In [None]:
import pandas as pd
from matplotlib import pyplot as plt
from sklearn import datasets
from sklearn.linear_model import LinearRegression

import numpy as np
from sklearn.model_selection import train_test_split

In [None]:
# 데이터 다운로드 및 전처리
data_url = "https://www.openml.org/data/download/21831215/dataset"
data = pd.read_csv(data_url, sep=",", skiprows=43, header=None)
data.columns = ['Survived (target)','Pclass','Sex','Age','Fare','Embarked','relatives', 'Title']

data

In [None]:
# 설명변수(X)와 종속변수(y) 선택
X = data[['Age', 'Fare']]
y = data['Survived (target)']

# train 데이터셋과 test 데이터셋으로 분할 (train:test = 9:1)
train_size = int(len(data) * 0.9)

# train 데이터셋과 test 데이터셋을 분할합니다.
train_data = data.iloc[:train_size]
test_data = data.iloc[train_size:]

# 설명 변수(X)와 종속 변수(y)를 분할합니다.
X_train = train_data[['Age', 'Fare']]
y_train = train_data['Survived (target)']

X_train, y_train

In [None]:
X_test = test_data[['Age', 'Fare']]
y_test = test_data['Survived (target)']

X_test, y_test

In [None]:
# 모델 학습
model = LinearRegression()
model.fit(X_train, y_train)

In [None]:
#절편값
print("절편값 : ", model.intercept_)

#가중치
print("가중치 : ", model.coef_)

In [None]:
# 모델 평가: 결정계수 확인
train_score = model.score(X_train, y_train)
test_score = model.score(X_test, y_test)
print("Train R^2 Score:", train_score)
print("Test R^2 Score:", test_score)

In [None]:
# 회귀식 출력
coefficients = model.coef_
intercept = model.intercept_
print("회귀식: y =", coefficients[0], "* Age +", coefficients[1], "* Fare +", intercept)

In [None]:
from sympy import symbols, exp, Function, Max, Piecewise, Matrix
from sympy.plotting import plot, plot3d, PlotGrid
from sympy.functions.elementary.hyperbolic import tanh
from sympy.printing.latex import LatexPrinter, print_latex

# 독립 변수 생성
x, y = symbols('x y')

# 회귀식
def regression_eq(x, y):
    return 0.07836937701405286 * x + 0.17987508076489225 * y + 0.54339068503426

# 3차원 도표 생성
p1 = plot3d(regression_eq(x, y), (x, 0, 6), (y, 0, 4), xlabel='Age', ylabel='Fare', zlabel='Survived (target)', show=False)

# 3차원 도표 표시
PlotGrid(1, 1, p1)

In [None]:
# single plot
def g(x):
    return 0.17987508076489225 * x + 0.54339068503426

plot(g(x), (x, 0, 4))


In [None]:
from mpl_toolkits.mplot3d import Axes3D

# 3D 그래프 생성
fig = plt.figure(figsize=(10, 8))
ax = fig.add_subplot(111, projection='3d')

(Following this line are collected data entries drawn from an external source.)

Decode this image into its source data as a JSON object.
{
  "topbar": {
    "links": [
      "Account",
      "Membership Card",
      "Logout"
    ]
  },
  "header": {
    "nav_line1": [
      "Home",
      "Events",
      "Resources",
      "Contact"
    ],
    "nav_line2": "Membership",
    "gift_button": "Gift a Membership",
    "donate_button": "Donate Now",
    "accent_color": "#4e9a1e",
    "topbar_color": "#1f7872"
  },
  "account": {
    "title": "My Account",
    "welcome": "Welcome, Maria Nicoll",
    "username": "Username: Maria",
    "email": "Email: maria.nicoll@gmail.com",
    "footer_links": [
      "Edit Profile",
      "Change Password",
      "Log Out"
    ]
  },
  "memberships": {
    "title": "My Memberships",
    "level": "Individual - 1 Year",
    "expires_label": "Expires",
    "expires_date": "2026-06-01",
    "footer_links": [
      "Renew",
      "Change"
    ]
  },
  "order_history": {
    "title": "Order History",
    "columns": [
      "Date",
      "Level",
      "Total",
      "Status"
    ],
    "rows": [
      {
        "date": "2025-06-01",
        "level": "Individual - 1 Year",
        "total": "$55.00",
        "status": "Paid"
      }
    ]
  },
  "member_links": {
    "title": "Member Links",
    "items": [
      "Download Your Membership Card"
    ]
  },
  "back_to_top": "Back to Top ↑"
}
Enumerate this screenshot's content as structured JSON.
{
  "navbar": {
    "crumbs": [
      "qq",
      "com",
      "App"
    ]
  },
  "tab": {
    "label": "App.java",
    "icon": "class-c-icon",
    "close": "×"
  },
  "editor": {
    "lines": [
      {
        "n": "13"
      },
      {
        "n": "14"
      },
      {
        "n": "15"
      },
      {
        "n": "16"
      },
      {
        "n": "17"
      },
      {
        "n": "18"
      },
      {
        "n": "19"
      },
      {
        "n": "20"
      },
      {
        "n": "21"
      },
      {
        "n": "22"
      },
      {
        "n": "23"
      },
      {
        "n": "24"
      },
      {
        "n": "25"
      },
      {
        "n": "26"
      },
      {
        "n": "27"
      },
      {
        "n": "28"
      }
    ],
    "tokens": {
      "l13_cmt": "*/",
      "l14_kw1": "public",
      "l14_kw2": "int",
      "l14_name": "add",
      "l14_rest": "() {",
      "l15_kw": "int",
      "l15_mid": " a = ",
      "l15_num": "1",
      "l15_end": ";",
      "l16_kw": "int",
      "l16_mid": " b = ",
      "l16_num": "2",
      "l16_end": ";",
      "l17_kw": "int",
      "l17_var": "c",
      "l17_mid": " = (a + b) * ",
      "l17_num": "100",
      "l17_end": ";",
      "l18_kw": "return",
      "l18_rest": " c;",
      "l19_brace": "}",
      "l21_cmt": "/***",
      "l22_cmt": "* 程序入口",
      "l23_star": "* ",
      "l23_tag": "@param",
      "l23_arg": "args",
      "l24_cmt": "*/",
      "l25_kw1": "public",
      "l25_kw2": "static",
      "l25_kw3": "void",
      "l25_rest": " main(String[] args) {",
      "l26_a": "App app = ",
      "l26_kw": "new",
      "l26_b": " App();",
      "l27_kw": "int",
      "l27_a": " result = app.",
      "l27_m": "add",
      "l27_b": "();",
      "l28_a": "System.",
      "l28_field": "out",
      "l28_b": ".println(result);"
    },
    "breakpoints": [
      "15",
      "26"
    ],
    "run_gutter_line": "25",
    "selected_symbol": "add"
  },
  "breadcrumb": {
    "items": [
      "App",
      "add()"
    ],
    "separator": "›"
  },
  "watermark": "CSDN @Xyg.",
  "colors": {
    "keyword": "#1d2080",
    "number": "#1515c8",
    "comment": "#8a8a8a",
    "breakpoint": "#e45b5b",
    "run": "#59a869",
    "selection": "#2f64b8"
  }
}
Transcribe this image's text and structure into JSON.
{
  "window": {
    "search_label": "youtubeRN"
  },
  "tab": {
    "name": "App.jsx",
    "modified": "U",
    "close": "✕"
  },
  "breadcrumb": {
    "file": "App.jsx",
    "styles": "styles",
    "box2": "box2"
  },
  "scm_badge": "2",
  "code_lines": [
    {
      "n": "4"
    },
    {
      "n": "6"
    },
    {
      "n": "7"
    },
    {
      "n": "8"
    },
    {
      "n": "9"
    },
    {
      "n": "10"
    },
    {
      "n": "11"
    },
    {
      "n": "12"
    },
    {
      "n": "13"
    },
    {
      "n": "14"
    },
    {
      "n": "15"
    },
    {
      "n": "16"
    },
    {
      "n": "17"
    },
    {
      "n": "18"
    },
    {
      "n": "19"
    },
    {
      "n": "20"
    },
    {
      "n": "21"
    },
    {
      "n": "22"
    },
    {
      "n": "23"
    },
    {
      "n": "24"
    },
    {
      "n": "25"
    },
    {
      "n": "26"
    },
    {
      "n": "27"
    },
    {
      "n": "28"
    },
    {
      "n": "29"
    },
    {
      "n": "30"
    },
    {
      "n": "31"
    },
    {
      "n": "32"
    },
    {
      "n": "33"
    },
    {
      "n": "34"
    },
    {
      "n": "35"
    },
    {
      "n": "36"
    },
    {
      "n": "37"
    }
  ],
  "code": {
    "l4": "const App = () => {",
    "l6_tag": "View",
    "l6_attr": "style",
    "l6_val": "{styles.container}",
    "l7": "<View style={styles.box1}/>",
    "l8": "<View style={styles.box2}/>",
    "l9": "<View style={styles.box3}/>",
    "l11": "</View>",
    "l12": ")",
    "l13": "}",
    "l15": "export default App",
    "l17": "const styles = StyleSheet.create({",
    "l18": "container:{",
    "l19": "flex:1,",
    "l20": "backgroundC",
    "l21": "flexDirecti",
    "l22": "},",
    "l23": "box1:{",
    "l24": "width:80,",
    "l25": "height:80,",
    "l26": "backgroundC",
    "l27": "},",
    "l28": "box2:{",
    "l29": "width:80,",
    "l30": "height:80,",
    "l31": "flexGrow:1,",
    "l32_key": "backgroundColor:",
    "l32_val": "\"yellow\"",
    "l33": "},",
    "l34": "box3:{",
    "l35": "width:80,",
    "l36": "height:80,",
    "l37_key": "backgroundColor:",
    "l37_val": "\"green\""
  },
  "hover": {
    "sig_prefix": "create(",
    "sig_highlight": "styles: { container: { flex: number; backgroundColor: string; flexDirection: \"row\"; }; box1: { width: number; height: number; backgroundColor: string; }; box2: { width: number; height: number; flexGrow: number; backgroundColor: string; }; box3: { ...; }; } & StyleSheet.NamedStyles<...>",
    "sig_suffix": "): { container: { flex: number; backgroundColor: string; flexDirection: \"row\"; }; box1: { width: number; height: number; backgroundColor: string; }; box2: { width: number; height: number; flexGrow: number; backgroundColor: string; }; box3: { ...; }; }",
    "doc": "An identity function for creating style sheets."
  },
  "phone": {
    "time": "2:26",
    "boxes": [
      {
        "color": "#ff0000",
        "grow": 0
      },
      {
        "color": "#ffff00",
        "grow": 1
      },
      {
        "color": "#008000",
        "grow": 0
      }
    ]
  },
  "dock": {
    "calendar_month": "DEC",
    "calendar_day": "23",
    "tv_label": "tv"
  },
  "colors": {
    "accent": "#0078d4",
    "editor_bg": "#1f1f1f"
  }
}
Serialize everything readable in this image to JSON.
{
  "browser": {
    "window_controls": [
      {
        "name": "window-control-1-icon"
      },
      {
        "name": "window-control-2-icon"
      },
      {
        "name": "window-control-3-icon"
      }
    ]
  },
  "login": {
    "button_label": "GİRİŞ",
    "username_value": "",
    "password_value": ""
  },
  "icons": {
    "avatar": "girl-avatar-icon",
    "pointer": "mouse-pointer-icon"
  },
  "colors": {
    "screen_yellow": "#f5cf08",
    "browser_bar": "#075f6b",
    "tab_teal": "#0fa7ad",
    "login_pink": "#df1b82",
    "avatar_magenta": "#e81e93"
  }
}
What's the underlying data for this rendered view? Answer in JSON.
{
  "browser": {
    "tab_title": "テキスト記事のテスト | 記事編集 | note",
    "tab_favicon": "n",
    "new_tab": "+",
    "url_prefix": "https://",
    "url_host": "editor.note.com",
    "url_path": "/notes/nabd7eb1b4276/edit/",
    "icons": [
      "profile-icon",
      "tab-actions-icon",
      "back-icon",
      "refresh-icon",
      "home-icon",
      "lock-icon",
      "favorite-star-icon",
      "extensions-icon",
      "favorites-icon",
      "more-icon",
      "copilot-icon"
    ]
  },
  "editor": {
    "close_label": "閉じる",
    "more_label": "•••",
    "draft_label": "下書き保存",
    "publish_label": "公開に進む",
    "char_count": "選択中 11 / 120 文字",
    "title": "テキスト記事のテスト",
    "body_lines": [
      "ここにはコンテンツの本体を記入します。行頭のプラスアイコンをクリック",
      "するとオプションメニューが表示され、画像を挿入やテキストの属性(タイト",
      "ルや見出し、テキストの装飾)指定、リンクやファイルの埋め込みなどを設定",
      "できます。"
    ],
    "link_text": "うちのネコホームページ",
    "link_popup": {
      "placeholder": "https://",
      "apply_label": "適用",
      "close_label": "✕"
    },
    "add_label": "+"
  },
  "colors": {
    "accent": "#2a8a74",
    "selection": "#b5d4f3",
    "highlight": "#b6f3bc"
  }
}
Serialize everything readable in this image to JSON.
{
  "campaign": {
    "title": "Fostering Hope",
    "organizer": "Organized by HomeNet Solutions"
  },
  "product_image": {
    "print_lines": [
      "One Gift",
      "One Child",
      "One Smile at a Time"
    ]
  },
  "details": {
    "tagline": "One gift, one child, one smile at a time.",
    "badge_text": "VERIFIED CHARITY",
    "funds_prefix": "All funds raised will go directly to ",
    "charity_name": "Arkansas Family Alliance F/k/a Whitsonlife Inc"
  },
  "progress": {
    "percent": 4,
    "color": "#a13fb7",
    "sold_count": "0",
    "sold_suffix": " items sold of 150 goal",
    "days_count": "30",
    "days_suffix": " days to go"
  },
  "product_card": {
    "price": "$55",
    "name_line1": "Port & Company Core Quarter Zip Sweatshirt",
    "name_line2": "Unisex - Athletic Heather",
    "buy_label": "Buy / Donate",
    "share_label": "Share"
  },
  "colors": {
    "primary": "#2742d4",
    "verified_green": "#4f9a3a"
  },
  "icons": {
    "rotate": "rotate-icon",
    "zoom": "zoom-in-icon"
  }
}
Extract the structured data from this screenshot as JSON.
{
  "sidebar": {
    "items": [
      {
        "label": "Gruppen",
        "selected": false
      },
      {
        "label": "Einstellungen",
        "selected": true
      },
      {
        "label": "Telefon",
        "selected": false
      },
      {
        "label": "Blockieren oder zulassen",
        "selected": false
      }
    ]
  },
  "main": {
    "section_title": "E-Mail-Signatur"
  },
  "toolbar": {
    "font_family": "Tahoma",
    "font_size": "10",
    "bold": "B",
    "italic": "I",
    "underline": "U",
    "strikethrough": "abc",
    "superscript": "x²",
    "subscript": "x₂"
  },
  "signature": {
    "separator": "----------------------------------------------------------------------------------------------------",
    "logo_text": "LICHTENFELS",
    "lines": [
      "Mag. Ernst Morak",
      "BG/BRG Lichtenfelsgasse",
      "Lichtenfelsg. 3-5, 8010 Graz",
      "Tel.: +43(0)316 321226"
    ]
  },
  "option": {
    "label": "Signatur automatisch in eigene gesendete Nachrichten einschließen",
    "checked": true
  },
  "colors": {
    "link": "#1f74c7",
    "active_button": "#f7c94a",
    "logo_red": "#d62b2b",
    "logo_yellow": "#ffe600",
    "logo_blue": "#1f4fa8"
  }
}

# fare, age, survived 데이터 추출
fare = data['Fare']
age = data['Age']
survived = data['Survived (target)']

# 생존 여부에 따라 데이터 색상 지정
colors = ['blue' if s == 1 else 'red' for s in survived]

# 3D 그래프에 데이터 플로팅
ax.scatter(fare, age, survived, c=colors, alpha=0.5)

# 축 레이블링
ax.set_xlabel('Fare')
ax.set_ylabel('Age')
ax.set_zlabel('Survived')

# 그래프 표시
plt.title('Survived vs Fare and Age')
plt.show()